Sétimo dia de viagem, ele está sozinho em frente à câmera.

- Oi, eu sou o Anderson e a chuva continua. Será que Deus mandou o diluvio e como estamos sem comunicação com o mundo não ficamos sabendo?

- Para de falar com a câmera como se estivesse falando com alguém.

- Pelo menos ela me ouve.

- Isso porque ela não passou cinco dias inteiro, preso numa casa sem nada pra fazer, com você.

Ela grita de algum lugar longe do alcance da câmera.

- Me deixa inferno.

- Inferno é estar presa nesse lugar com você.

Começam a discutir como se a câmera não estivesse ali.

- Podia ser pior.

- Como?

- Você poderia ser eu e estar presa com você.

- Não faz sentido.

- Não é pra fazer sentido.

Ela vem pra frente da câmera.

- Vou dar uma dica para você que está assistindo isso, se algum dia alguém perguntar para você: “se você fosse pra uma ilha deserta e pudesse levar alguém, quem você levaria”, nunca responda que levaria o Anderson.

- Ah é, não gostou vai embora.

- Quer saber, é isso que eu vou fazer.

Vai em direção ao quarto. Ele pega a câmera na mão e começa a seguir ela.

- Você vai mesmo?

- Vou, não aguento mais ficar nesse lugar.

- Mas o carro está atolado.

- Eu vou andando.

- Está chovendo.

- Se eu for esperar parar de chover vou morar aqui. Eu não aguento mais. To me sentindo o Tom Hanks no filme do terminal.

- Mas o filme que ele fica numa ilha é o Naufrago.

- Você entendeu.

Pega a mala e se encaminha para a porta. Ele segue filmando ela.

- Para de me filmar.

- Eu vou te filmar você indo, pra daqui a pouco quando você voltar com o rabinho entre as pernas, pegar a sua cara de arrependimento.

Ela mostra o dedo do meio para a câmera. Bate a porta e sai. Ele da risadas.

- Vamos terminando mais uma transmissão direta da ilha do medo. Cambio desliga.

Oitavo dia de viagem. ele sozinho de frente para a câmera. Pelado e de óculos escuros.

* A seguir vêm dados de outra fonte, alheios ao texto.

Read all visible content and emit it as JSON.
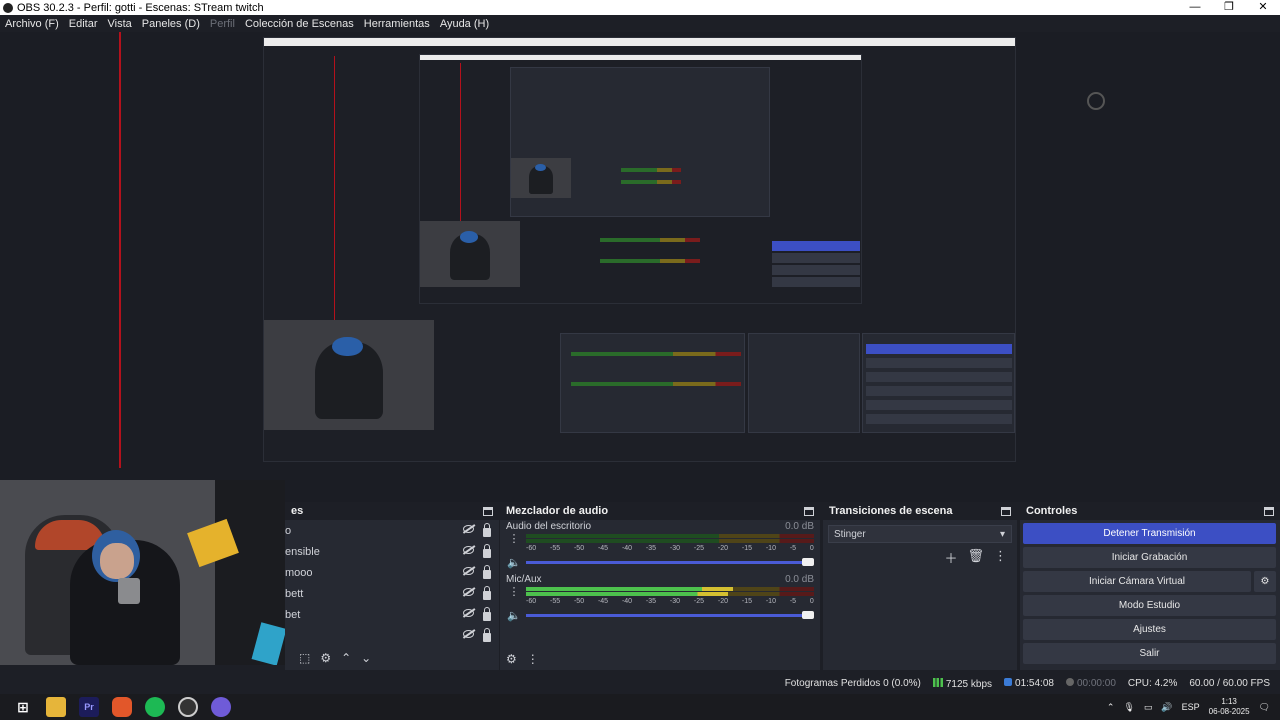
{
  "window": {
    "title": "OBS 30.2.3 - Perfil: gotti - Escenas: STream twitch",
    "minimize": "—",
    "maximize": "❐",
    "close": "✕"
  },
  "menu": [
    "Archivo (F)",
    "Editar",
    "Vista",
    "Paneles (D)",
    "Perfil",
    "Colección de Escenas",
    "Herramientas",
    "Ayuda (H)"
  ],
  "menu_disabled_index": 4,
  "scenes": {
    "title": "es",
    "items": [
      "o",
      "ensible",
      "mooo",
      "bett",
      "bet",
      ""
    ]
  },
  "mixer": {
    "title": "Mezclador de audio",
    "tracks": [
      {
        "name": "Audio del escritorio",
        "db": "0.0 dB",
        "level": 0.0
      },
      {
        "name": "Mic/Aux",
        "db": "0.0 dB",
        "level": 0.72
      }
    ],
    "scale": [
      "-60",
      "-55",
      "-50",
      "-45",
      "-40",
      "-35",
      "-30",
      "-25",
      "-20",
      "-15",
      "-10",
      "-5",
      "0"
    ]
  },
  "transitions": {
    "title": "Transiciones de escena",
    "selected": "Stinger"
  },
  "controls": {
    "title": "Controles",
    "stop_stream": "Detener Transmisión",
    "start_recording": "Iniciar Grabación",
    "start_virtual_cam": "Iniciar Cámara Virtual",
    "studio_mode": "Modo Estudio",
    "settings": "Ajustes",
    "exit": "Salir"
  },
  "status": {
    "dropped": "Fotogramas Perdidos 0 (0.0%)",
    "bitrate": "7125 kbps",
    "stream_time": "01:54:08",
    "rec_time": "00:00:00",
    "cpu": "CPU: 4.2%",
    "fps": "60.00 / 60.00 FPS"
  },
  "taskbar": {
    "premiere": "Pr",
    "lang": "ESP",
    "time": "1:13",
    "date": "06-08-2025"
  },
  "colors": {
    "accent": "#3c4fc4",
    "red_line": "#b3111c",
    "meter_green": "#4dc14d"
  }
}
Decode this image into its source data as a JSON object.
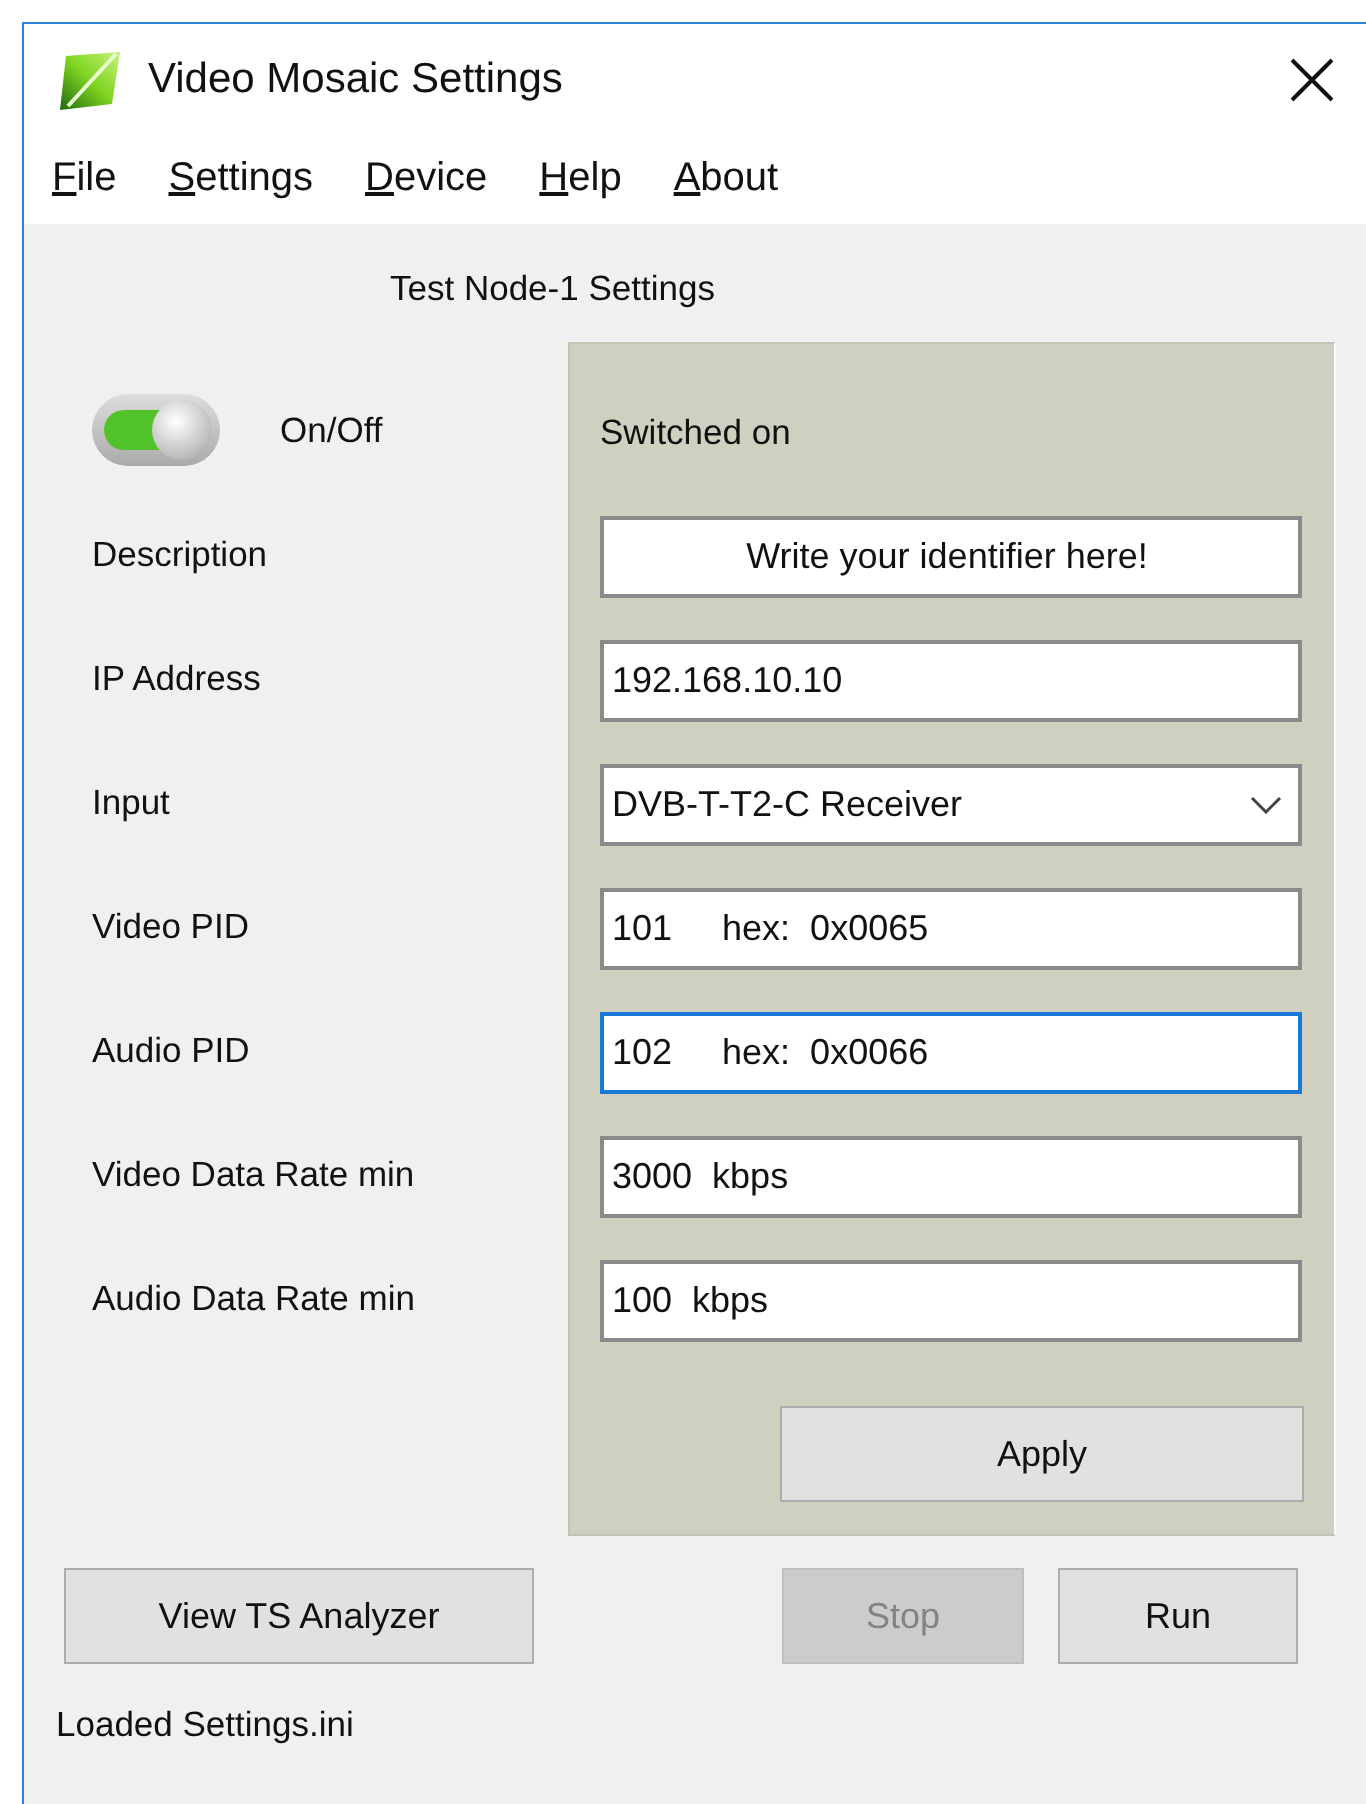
{
  "window": {
    "title": "Video Mosaic Settings"
  },
  "menu": [
    {
      "label": "File"
    },
    {
      "label": "Settings"
    },
    {
      "label": "Device"
    },
    {
      "label": "Help"
    },
    {
      "label": "About"
    }
  ],
  "heading": "Test Node-1 Settings",
  "power": {
    "label": "On/Off",
    "on": true,
    "status": "Switched on"
  },
  "fields": [
    {
      "label": "Description",
      "kind": "centered",
      "value": "Write your identifier here!",
      "focused": false
    },
    {
      "label": "IP Address",
      "kind": "text",
      "value": "192.168.10.10",
      "focused": false
    },
    {
      "label": "Input",
      "kind": "select",
      "value": "DVB-T-T2-C Receiver",
      "focused": false
    },
    {
      "label": "Video PID",
      "kind": "text",
      "value": "101     hex:  0x0065",
      "focused": false
    },
    {
      "label": "Audio PID",
      "kind": "text",
      "value": "102     hex:  0x0066",
      "focused": true
    },
    {
      "label": "Video Data Rate min",
      "kind": "text",
      "value": "3000  kbps",
      "focused": false
    },
    {
      "label": "Audio Data Rate min",
      "kind": "text",
      "value": "100  kbps",
      "focused": false
    }
  ],
  "apply_button": "Apply",
  "buttons": [
    {
      "label": "View TS Analyzer",
      "disabled": false
    },
    {
      "label": "Stop",
      "disabled": true
    },
    {
      "label": "Run",
      "disabled": false
    }
  ],
  "status_bar": "Loaded Settings.ini"
}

- Oi eu sou o Anderson, esse é meu diario de viagem, sim meu. Só meu. É meu e eu estou nú com a mão no bolso. – da risada – A Clara não voltou, mas em compensação o sol. – filma pela janela o sol está imponente e o céu sem nenhuma nuvem. – não sei como ela fez mas o carro não está mais no mesmo lugar. Ela conseguiu fazer ele pegar. Por isso ela não voltou. É impossível ir embora andando. O que quer dizer que eu estou preso. Queria ter ido junto com ela. Estou me sentindo tão sozinho. Amor se você estiver assistindo isso me perdoa. Não acho que você é uma vaca louca.

Começa a chorar. Desliga a câmera.

Entra a trilha de suspense.

Mostra o apresentador rindo. Quando percebe está sendo filmado para de rir. Retoma o tom sério.

- O Anderson foi encontrado um mês depois quando o dono da choupana foi ver se a casa estava em ordem depois de ter emprestado para o casal. Ele continuava pelado e de óculos, jogando domino com ninguém, alegando só estava perdendo porque o adversário dele estava roupando. E que não da pra jogar xadrez com peças de dominó.

A fita foi encontrada por um casal, alguns meses depois, que esteve na “choupana”, também, para fugir da rotina. Mas depois de assistir o vídeo desistiu de ficar e foram embora antes que começasse a chover, o tempo já estava fechando. Então procuraram o respectivo dono – Anderson que já havia se recuperado e estava com uma outra namorada. Devolveram a câmera, com a fita, mas não antes de postarem o vídeo na internet.